While E&Y will no doubt sigh with relief I'm not sure the profession comes out of this smelling of roses. Crowing over the result will not help. Some humility might be expected but no. Business Week quotes Nick Land, E&Y's UK chair as saying:
"This was an ill-conceived and badly prepared action which we have said
all along should never have been brought," Land said. "The past four
years since the legal proceedings began have been a scandalous waste of
time, money and resources for all concerned."

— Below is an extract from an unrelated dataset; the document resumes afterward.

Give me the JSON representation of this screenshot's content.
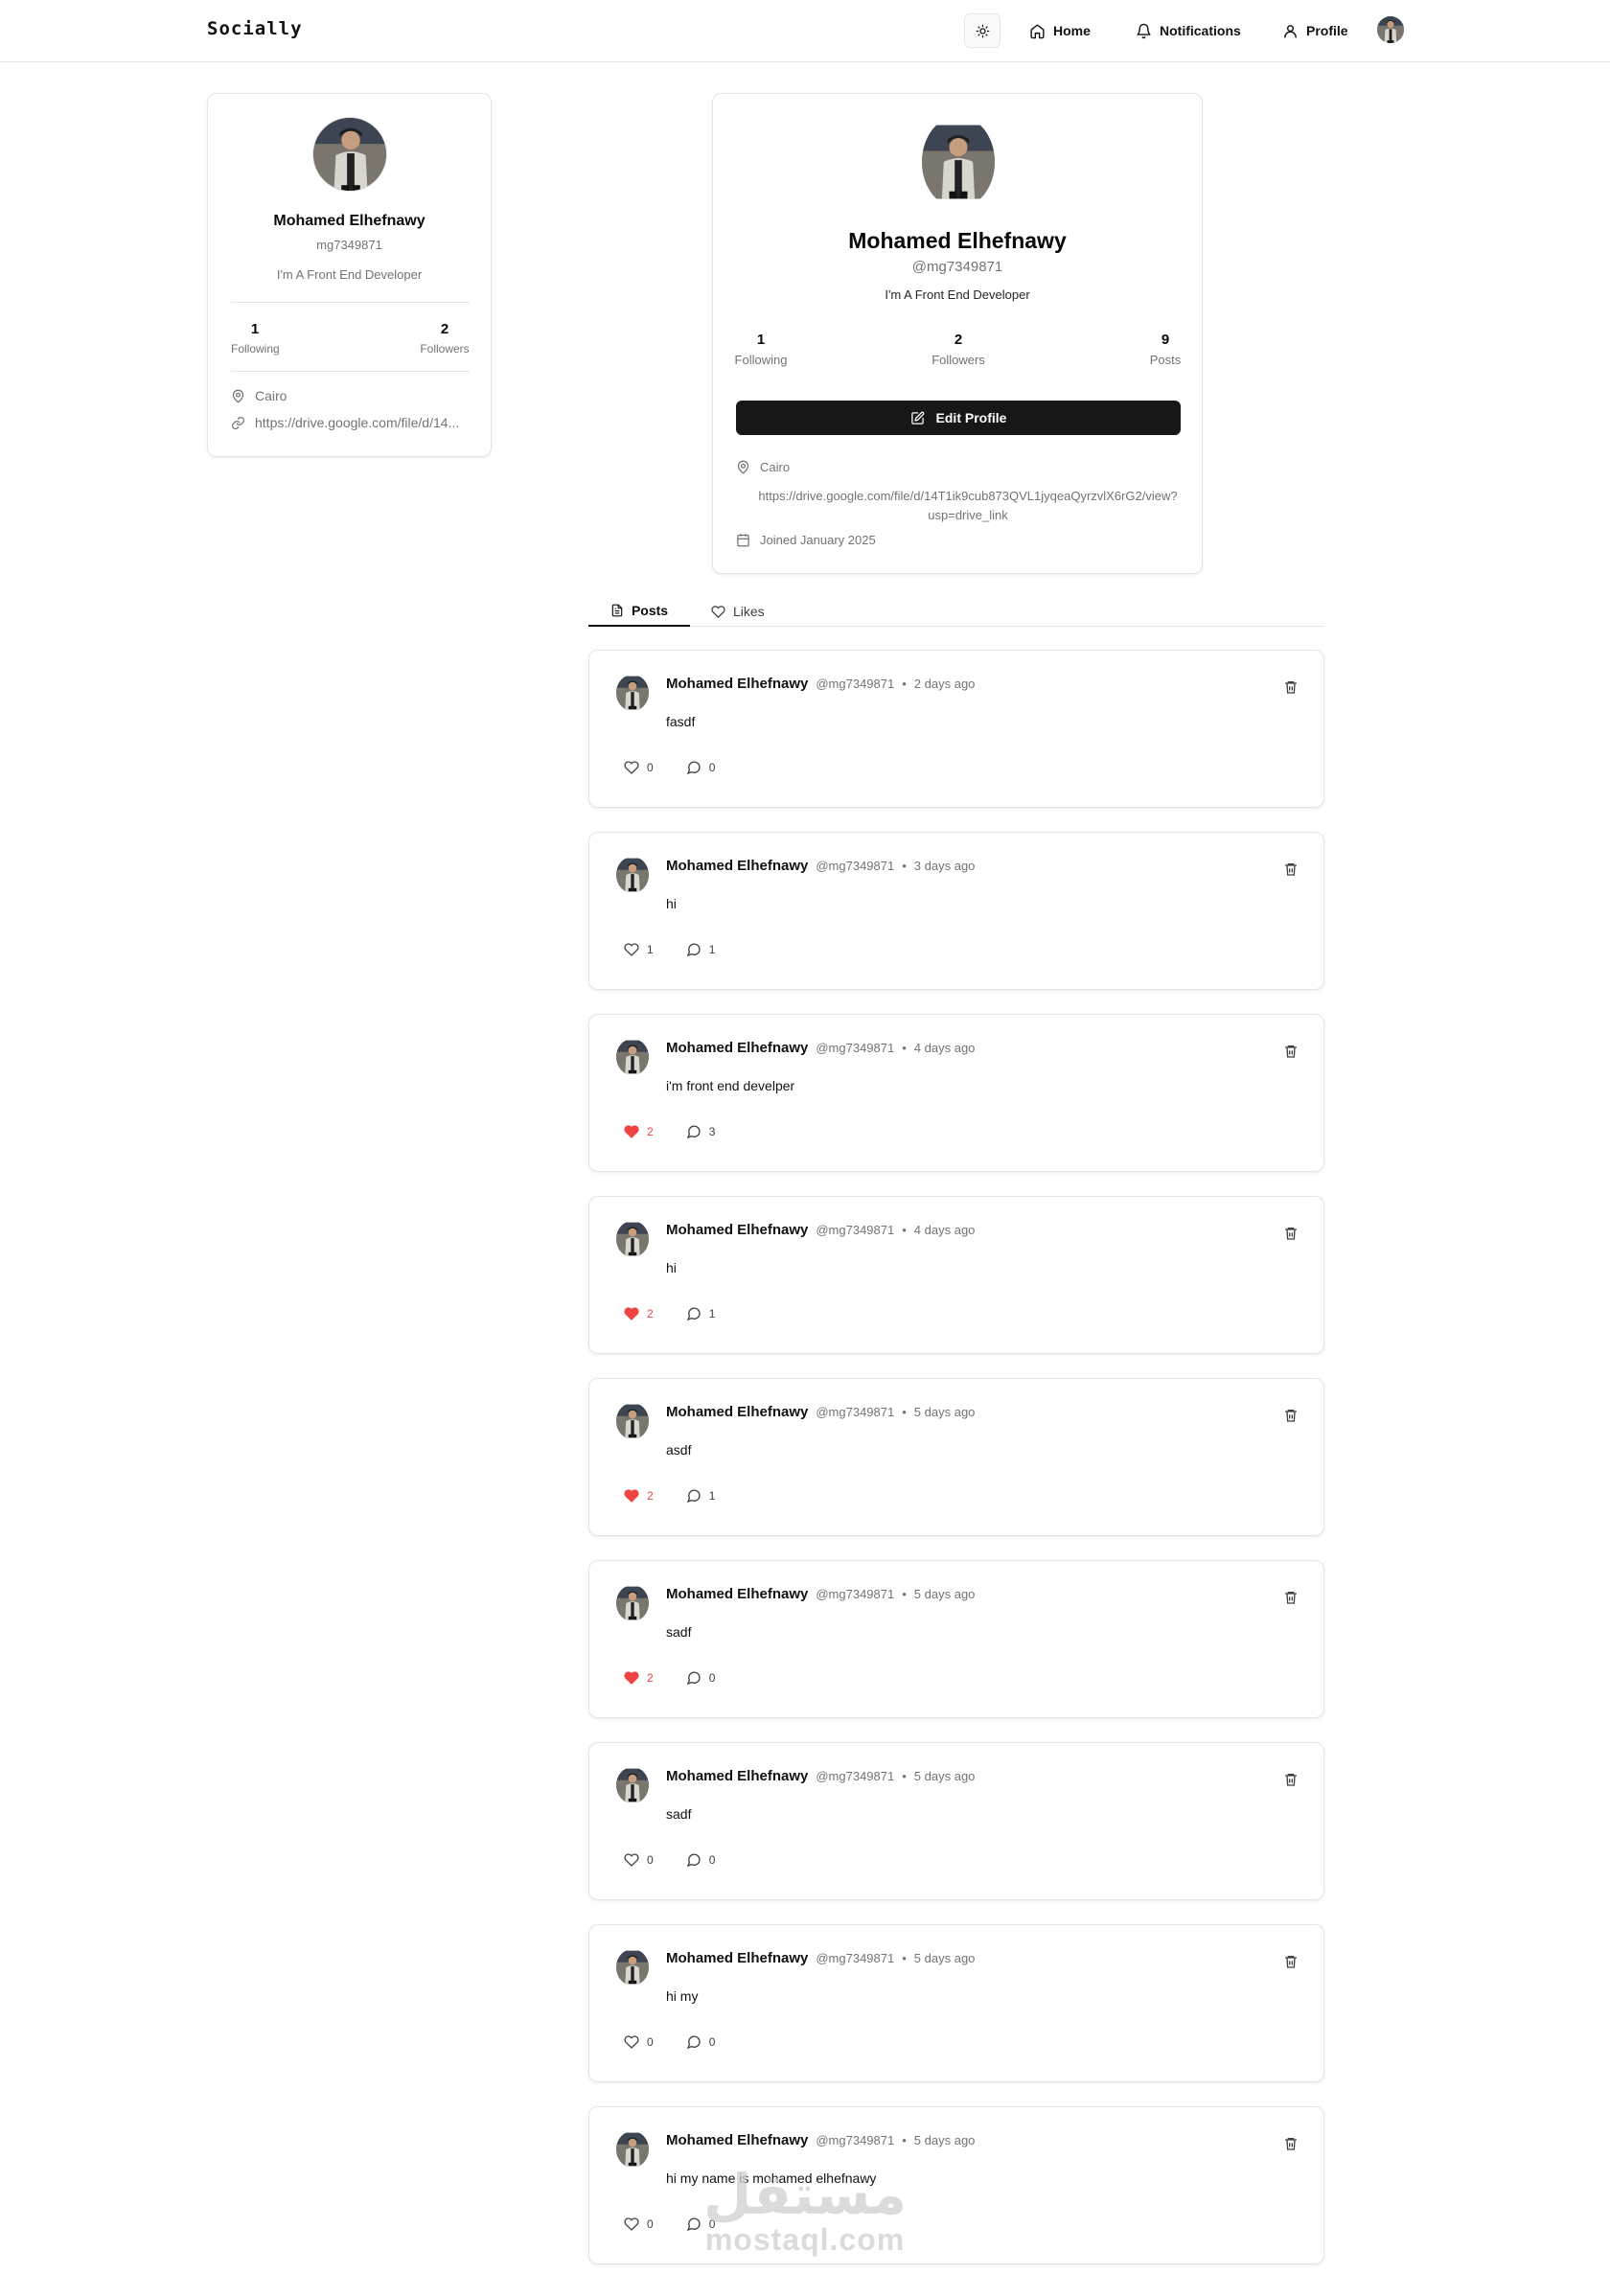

If things were as described and that in effect Equitable directors ignored E&Y - why didn't E&Y resign immediately? I draw this conclusion from the fact that Equitable:
"...lawyers had informed the company that there was a strong chance the
court could rule that the former directors of the company would not
have acted differently, no matter what advice was provided by Ernst
& Young." (my emphasis added)
If correct, then E&Y must have had some inkling the directors' actions would have an adverse impact for stakeholders? E&Y might say the Penrose Report and subsequent actions (as reported by the BBC) vindicates them because in essence, even regulators had a hard time getting to the bottom of what was going on, or for that matter, getting Equitable to play the game. Not the point.
This raises a more general yet important point. If, as auditor or adviser (E&Y was acting as both) it becomes patently obvious the client is going to be in a difficult position by pursuing certain actions and you earnestly believe they should behave differently, then at what point does it become a resigning matter? Some will argue that none of us has 20-20 foresight, only 20-20 hindsight. But I'm willing to bet practitioners have had to face this dilemma at least once in their working lives.
If 'we' are to be seen as trusted advisers then surely our ethical position - however that's defined - should take precedence over any kudos or fee arising from a client who is out of control? Maybe I'm oversimplifying it and without full access to the E&Y papers I may be out on a limb. But that's what these kinds of discussion are for. And as an 'outsider' it's how I perceive this issue. Feel free to disagree.